Melalui promosi ketahanan pangan, pertanian yang berkelanjutan, keterlibatan masyarakat, dan perlindungan lingkungan, kegiatan ini menjadi contoh nyata bagaimana tindakan masyarakat lokal dapat berdampak positif pada tujuan keberlanjutan global yang lebih luas, seperti Program Buruan Sae Gending Mas, KWT Cigiringsing, dan AlHidayah dirancang untuk melibatkan masyarakat lokal yang rentan, seperti petani kecil, perempuan, dan pemuda. Masyarakat di wilayah ini umumnya memiliki akses terbatas terhadap pangan yang bergizi dan layak. Dengan melibatkan mereka dalam adaptasi baru urban farming, diharapkan dapat meningkatkan kesejahteraan ekonomi dan akses terhadap pangan yang berkualitas.
Dari segi ekonomi, adaptasi baru urban farming diharapkan dapat menciptakan lapangan kerja baru bagi masyarakat setempat, terutama bagi petani kecil, perempuan, dan pemuda. Dengan meningkatkan produksi dan pemasaran hasil pertanian, diharapkan dapat memberikan kontribusi positif terhadap perekonomian lokal dan mengurangi tingkat pengangguran. Dalam konteks lingkungan, penggunaan teknik pertanian organik yang ramah lingkungan menjadi fokus utama dalam kegiatan ini. Dengan memperhatikan keberlanjutan lingkungan, seperti pengelolaan limbah organik dan konservasi sumber daya alam, kegiatan ini diharapkan dapat memberikan dampak positif bagi ekosistem lokal dan membantu dalam mitigasi perubahan iklim. Dengan mengintegrasikan aspek-aspek fisik, sosial, ekonomi, dan lingkungan dalam urban farming, diharapkan dapat menciptakan dampak yang berkelanjutan bagi masyarakat lokal maupun lingkungan sekitar (Setiawan, T., 2024).
Meskipun memiliki potensi yang besar, urban farming juga dihadapkan pada berbagai permasalahan yang perlu diatasi. Keterbatasan lahan yang rentan terhadap konversi menjadi kawasan pemukiman atau komersial menjadi salah satu hambatan utama dalam pengembangan urban farming. Luas lahan urban farming yang semakin yang semakin menyusut karena pembangunan infrastruktur merupakan sebuah tantangan untuk urban farming (Indraprahasta, 2013). Selain itu, keterbatasan akses terhadap sumber daya tanah, air, dan dukungan keuangan dari pemerintah daerah juga menjadi tantangan dalam meningkatkan produktivitas urban farming.
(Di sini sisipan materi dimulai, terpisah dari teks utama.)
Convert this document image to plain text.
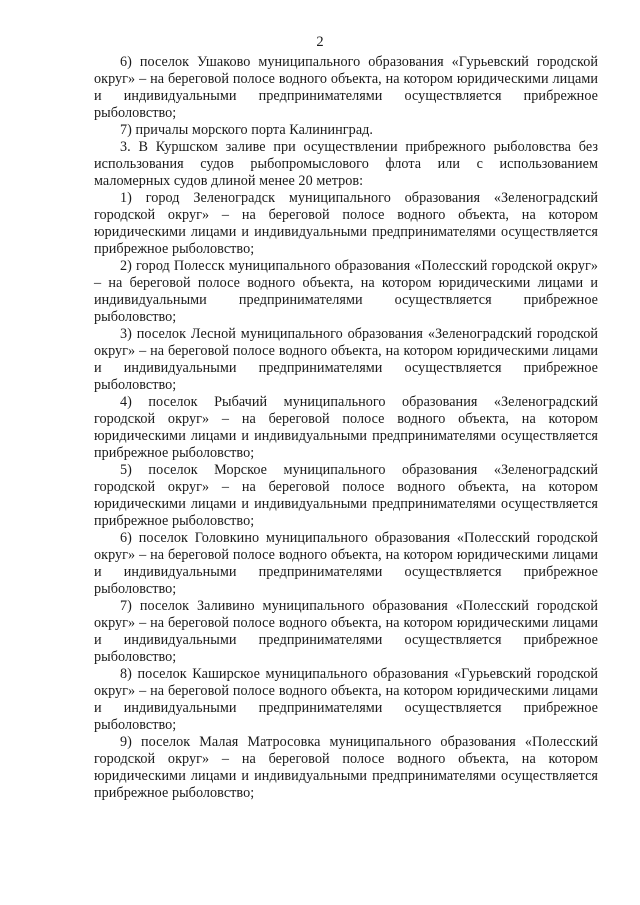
2

6) поселок Ушаково муниципального образования «Гурьевский городской округ» – на береговой полосе водного объекта, на котором юридическими лицами и индивидуальными предпринимателями осуществляется прибрежное рыболовство;

7) причалы морского порта Калининград.

3. В Куршском заливе при осуществлении прибрежного рыболовства без использования судов рыбопромыслового флота или с использованием маломерных судов длиной менее 20 метров:

1) город Зеленоградск муниципального образования «Зеленоградский городской округ» – на береговой полосе водного объекта, на котором юридическими лицами и индивидуальными предпринимателями осуществляется прибрежное рыболовство;

2) город Полесск муниципального образования «Полесский городской округ» – на береговой полосе водного объекта, на котором юридическими лицами и индивидуальными предпринимателями осуществляется прибрежное рыболовство;

3) поселок Лесной муниципального образования «Зеленоградский городской округ» – на береговой полосе водного объекта, на котором юридическими лицами и индивидуальными предпринимателями осуществляется прибрежное рыболовство;

4) поселок Рыбачий муниципального образования «Зеленоградский городской округ» – на береговой полосе водного объекта, на котором юридическими лицами и индивидуальными предпринимателями осуществляется прибрежное рыболовство;

5) поселок Морское муниципального образования «Зеленоградский городской округ» – на береговой полосе водного объекта, на котором юридическими лицами и индивидуальными предпринимателями осуществляется прибрежное рыболовство;

6) поселок Головкино муниципального образования «Полесский городской округ» – на береговой полосе водного объекта, на котором юридическими лицами и индивидуальными предпринимателями осуществляется прибрежное рыболовство;

7) поселок Заливино муниципального образования «Полесский городской округ» – на береговой полосе водного объекта, на котором юридическими лицами и индивидуальными предпринимателями осуществляется прибрежное рыболовство;

8) поселок Каширское муниципального образования «Гурьевский городской округ» – на береговой полосе водного объекта, на котором юридическими лицами и индивидуальными предпринимателями осуществляется прибрежное рыболовство;

9) поселок Малая Матросовка муниципального образования «Полесский городской округ» – на береговой полосе водного объекта, на котором юридическими лицами и индивидуальными предпринимателями осуществляется прибрежное рыболовство;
Untuk mengatasi tantangan ini, diperlukan langkah-langkah konkret untuk mendukung urban farming yang dimana pemerintah daerah perlu memberikan dukungan yang lebih besar dalam hal akses terhadap sumber daya, pelatihan teknologi pertanian, dan pengembangan infrastruktur urban farming. Selain itu, kerja sama antara pemerintah, masyarakat lokal, dan sektor swasta juga penting untuk mempromosikan urban farming sebagai solusi bagi ketahanan pangan dan penghidupan yang berkelanjutan bagi penduduk perkotaan (Gunawan et al., 2021).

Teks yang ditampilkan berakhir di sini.